I risultati dello studio sono stati pubblicati dalla rivista scientifica The Lancet
Lo Sputnik, come è stato ribattezzato il preparato anti-Covid russo, ha per ora svolto solamente le prime due fasi della sperimentazione. Inoltre, ha rilevato il virologo Carlo Maria Perno, il vaccino è stato provato quasi esclusivamente su «volontari sani, giovani e quasi tutti maschi».
MOSCA / LONDRA - Pubblicati sulla rivista scientifica inglese di ambito medico The Lancet i primi dati sul vaccino russo Sputnik anti-Covid-19. Secondo quanto riportato dal gruppo di Denis Logunov, dell'Istituto nazionale di ricerca epidemiologica Gamaleya di Mosca, il vaccino avrebbe prodotto una risposta immunitaria in tutti i 76 volontari, adulti sani tra i 18 e 60 anni, coinvolti nelle fasi 1 e 2 della sperimentazione.
I risultati, riferiti a due studi condotti tra il 18 giugno e 3 agosto, mostrano che il 100% dei partecipanti ha sviluppato anticorpi contro il nuovo coronavirus, senza avere gravi effetti collaterali.
I ricercatori russi hanno sperimentato due tipologie di vaccino che sfruttano due diversi adenovirus, cioè uno dei virus che causa il raffreddore, modificati per trasportare il gene della proteina Spike, quella che permette al coronavirus di entrare nelle cellule umane. I più comuni effetti collaterali riportati sono stati dolore nel sito di iniezione, febbre, mal di testa, debolezza, dolori muscolari e alle articolazioni, ma in forma lieve. Tutti i partecipanti hanno prodotto anticorpi alla proteina del virus.
I risultati - Il dato positivo, rileva il virologo Carlo Maria Perno, direttore dell'unità di microbiologia dell'ospedale Bambino Gesù di Roma, «è che finalmente sono stati pubblicati su una rivista scientifica i risultati sul vaccino che finora erano stati annunciati solo sui giornali dai politici russi».
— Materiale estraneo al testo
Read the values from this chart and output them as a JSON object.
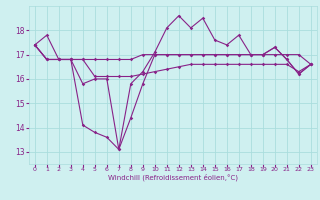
{
  "xlabel": "Windchill (Refroidissement éolien,°C)",
  "bg_color": "#cff0f0",
  "line_color": "#882288",
  "grid_color": "#aadddd",
  "ylim": [
    12.5,
    19.0
  ],
  "xlim": [
    -0.5,
    23.5
  ],
  "yticks": [
    13,
    14,
    15,
    16,
    17,
    18
  ],
  "xticks": [
    0,
    1,
    2,
    3,
    4,
    5,
    6,
    7,
    8,
    9,
    10,
    11,
    12,
    13,
    14,
    15,
    16,
    17,
    18,
    19,
    20,
    21,
    22,
    23
  ],
  "line1": [
    17.4,
    17.8,
    16.8,
    16.8,
    15.8,
    16.0,
    16.0,
    13.1,
    15.8,
    16.3,
    17.1,
    18.1,
    18.6,
    18.1,
    18.5,
    17.6,
    17.4,
    17.8,
    17.0,
    17.0,
    17.3,
    16.8,
    16.2,
    16.6
  ],
  "line2": [
    17.4,
    16.8,
    16.8,
    16.8,
    14.1,
    13.8,
    13.6,
    13.1,
    14.4,
    15.8,
    17.0,
    17.0,
    17.0,
    17.0,
    17.0,
    17.0,
    17.0,
    17.0,
    17.0,
    17.0,
    17.0,
    17.0,
    17.0,
    16.6
  ],
  "line3": [
    17.4,
    16.8,
    16.8,
    16.8,
    16.8,
    16.1,
    16.1,
    16.1,
    16.1,
    16.2,
    16.3,
    16.4,
    16.5,
    16.6,
    16.6,
    16.6,
    16.6,
    16.6,
    16.6,
    16.6,
    16.6,
    16.6,
    16.3,
    16.6
  ],
  "line4": [
    17.4,
    16.8,
    16.8,
    16.8,
    16.8,
    16.8,
    16.8,
    16.8,
    16.8,
    17.0,
    17.0,
    17.0,
    17.0,
    17.0,
    17.0,
    17.0,
    17.0,
    17.0,
    17.0,
    17.0,
    17.3,
    16.8,
    16.2,
    16.6
  ]
}
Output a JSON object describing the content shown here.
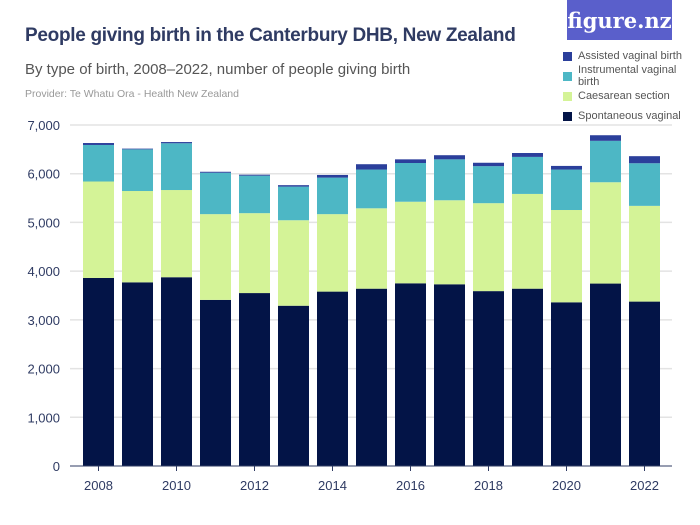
{
  "logo": "figure.nz",
  "chart_data": {
    "type": "bar",
    "stacked": true,
    "title": "People giving birth in the Canterbury DHB, New Zealand",
    "subtitle": "By type of birth, 2008–2022, number of people giving birth",
    "provider": "Provider: Te Whatu Ora - Health New Zealand",
    "xlabel": "",
    "ylabel": "",
    "ylim": [
      0,
      7000
    ],
    "yticks": [
      0,
      1000,
      2000,
      3000,
      4000,
      5000,
      6000,
      7000
    ],
    "ytick_labels": [
      "0",
      "1,000",
      "2,000",
      "3,000",
      "4,000",
      "5,000",
      "6,000",
      "7,000"
    ],
    "xtick_labels": [
      "2008",
      "2010",
      "2012",
      "2014",
      "2016",
      "2018",
      "2020",
      "2022"
    ],
    "grid": true,
    "legend_placement": "top-right",
    "categories": [
      "2008",
      "2009",
      "2010",
      "2011",
      "2012",
      "2013",
      "2014",
      "2015",
      "2016",
      "2017",
      "2018",
      "2019",
      "2020",
      "2021",
      "2022"
    ],
    "series": [
      {
        "name": "Spontaneous vaginal",
        "color": "#031447",
        "values": [
          3860,
          3770,
          3875,
          3410,
          3550,
          3290,
          3580,
          3640,
          3750,
          3730,
          3590,
          3640,
          3360,
          3745,
          3375
        ]
      },
      {
        "name": "Caesarean section",
        "color": "#d4f397",
        "values": [
          1980,
          1875,
          1790,
          1760,
          1640,
          1755,
          1590,
          1650,
          1675,
          1725,
          1805,
          1945,
          1895,
          2080,
          1965
        ]
      },
      {
        "name": "Instrumental vaginal birth",
        "color": "#4db7c5",
        "values": [
          750,
          855,
          960,
          850,
          770,
          690,
          750,
          795,
          795,
          840,
          760,
          760,
          830,
          850,
          875
        ]
      },
      {
        "name": "Assisted vaginal birth",
        "color": "#2b3f9b",
        "values": [
          40,
          15,
          25,
          20,
          20,
          30,
          55,
          110,
          75,
          85,
          70,
          80,
          75,
          115,
          145
        ]
      }
    ]
  }
}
Qui vengono spiegati i risultati ottenuti nella fase 1, che è quella che serve a valutare la tossicità del vaccino, e nella fase 2, che serve a trovare la dose giusta. «I vaccini sono stati provati su un piccolo numero di volontari sani, giovani e quasi tutti maschi. Pur con questi limiti, i dati sono confortanti e il vaccino sembra promettente - continua Perno - perché si comporta come gli altri vaccini quanto a tossicità, e produce una risposta immunitaria che sembra neutralizzare il virus».
Mancano però ancora i dati «della fase 3 - conclude Perno - quella cioè condotta su migliaia di persone, che serve a verificare anche se rimane contagiato di più chi è stato vaccinato o chi no. I dati di questa fase sono fondamentali, e inoltre andrebbe estesa la casistica di questi primi volontari, osservati solo per un mese e mezzo. Il percorso però sembra iniziato bene».